# Graphical interpretation of Factor Analysis / SVD

This brief handout gives an idea of the way Factor Analysis and SVD reduce the dimensionality of a data set by transforming them into a space with only the most important (‘principal’) underlying components of the data.

This uses 2D data for ease of visualization, but the same idea holds in higher space: instead of fitting a line through points, you fit a (hyper)plane through a cloud of points.

# The Principal Components

Let’s generate some data with $$y = 0.5 x + \cal{N}(0, .25)$$

x = rnorm(100)
y = .5*x + rnorm(length(x), sd=.25)

Let’s plot this together with the (theoretical) regression line of 0.5 and a second line perpendicular to it:

colors = c(rainbow(10), rep("grey", 90))
plot(x,y, frame.plot = F, xlim=c(-3,3), ylim=c(-1.5,1.5), col=colors)
abline(coef = c(0, .5), col="red", lwd=2)
abline(coef = c(0, -2), col="blue", lwd=2) (I’m plotting a couple of points with colour to make it easier to see the same points in the transformed version)

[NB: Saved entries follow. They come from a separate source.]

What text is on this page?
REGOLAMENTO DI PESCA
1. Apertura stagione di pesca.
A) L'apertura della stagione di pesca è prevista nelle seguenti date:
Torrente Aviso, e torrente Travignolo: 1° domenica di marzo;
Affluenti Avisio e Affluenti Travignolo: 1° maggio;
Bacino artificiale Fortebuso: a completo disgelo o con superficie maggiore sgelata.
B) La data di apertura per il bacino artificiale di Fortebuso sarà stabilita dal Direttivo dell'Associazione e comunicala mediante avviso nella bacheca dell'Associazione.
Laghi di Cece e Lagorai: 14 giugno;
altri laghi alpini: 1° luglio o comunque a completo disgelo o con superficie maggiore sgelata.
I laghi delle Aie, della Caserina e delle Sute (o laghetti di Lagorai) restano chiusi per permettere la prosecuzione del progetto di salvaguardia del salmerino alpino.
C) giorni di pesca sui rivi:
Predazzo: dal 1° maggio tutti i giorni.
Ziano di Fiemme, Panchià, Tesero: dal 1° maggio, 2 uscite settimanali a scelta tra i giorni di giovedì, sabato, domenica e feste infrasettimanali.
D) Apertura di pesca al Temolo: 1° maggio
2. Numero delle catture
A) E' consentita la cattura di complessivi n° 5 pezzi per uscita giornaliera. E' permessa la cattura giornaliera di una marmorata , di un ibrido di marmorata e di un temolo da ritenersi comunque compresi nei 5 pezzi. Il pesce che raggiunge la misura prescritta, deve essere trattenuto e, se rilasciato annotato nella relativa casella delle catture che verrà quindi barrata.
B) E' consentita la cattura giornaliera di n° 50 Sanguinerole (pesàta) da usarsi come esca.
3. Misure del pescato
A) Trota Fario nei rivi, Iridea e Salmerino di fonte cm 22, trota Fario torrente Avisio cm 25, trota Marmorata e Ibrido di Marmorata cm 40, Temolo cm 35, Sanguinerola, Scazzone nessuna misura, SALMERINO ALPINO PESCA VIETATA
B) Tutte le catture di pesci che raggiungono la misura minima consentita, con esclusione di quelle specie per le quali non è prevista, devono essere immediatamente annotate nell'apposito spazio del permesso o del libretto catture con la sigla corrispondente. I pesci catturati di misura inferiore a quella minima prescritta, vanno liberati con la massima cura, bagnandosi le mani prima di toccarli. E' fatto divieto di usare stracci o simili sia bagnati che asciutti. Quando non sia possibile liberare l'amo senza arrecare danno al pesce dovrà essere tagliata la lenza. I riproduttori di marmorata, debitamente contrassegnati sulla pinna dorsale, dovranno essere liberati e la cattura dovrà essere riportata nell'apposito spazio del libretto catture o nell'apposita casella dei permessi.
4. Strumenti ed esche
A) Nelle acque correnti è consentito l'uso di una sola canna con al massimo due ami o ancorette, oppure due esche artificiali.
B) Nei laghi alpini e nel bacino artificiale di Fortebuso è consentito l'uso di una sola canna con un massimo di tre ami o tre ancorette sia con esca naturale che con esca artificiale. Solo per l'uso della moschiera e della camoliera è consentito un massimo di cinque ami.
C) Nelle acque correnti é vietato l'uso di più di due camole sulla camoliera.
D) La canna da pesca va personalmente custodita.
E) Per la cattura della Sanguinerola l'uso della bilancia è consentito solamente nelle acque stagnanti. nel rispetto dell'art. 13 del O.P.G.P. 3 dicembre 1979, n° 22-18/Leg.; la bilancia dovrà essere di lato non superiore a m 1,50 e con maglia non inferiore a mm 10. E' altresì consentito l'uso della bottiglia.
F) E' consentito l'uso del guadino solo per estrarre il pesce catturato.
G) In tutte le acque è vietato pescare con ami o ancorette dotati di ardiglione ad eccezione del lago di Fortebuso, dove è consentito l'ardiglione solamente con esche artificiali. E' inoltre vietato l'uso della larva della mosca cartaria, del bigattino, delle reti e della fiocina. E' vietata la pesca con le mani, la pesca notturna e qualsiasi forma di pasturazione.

As is obvious from the plot, most of the variation is along the regression intercept line of around .5. Any point can now also be expressed in terms of its coordinates along the red/blue axis instead of the x/y axis, in other words it can be projected on the new axis.

The advantage of the new dimensions is that much more of the variation is now along the first (blue) axis. In other words: the position on the blue axis contains more information about its position in the original space than the red axis. So, if you drop the red axis the main form of the data is the same, while if you would drop the y-axis in the original you would lose much more information.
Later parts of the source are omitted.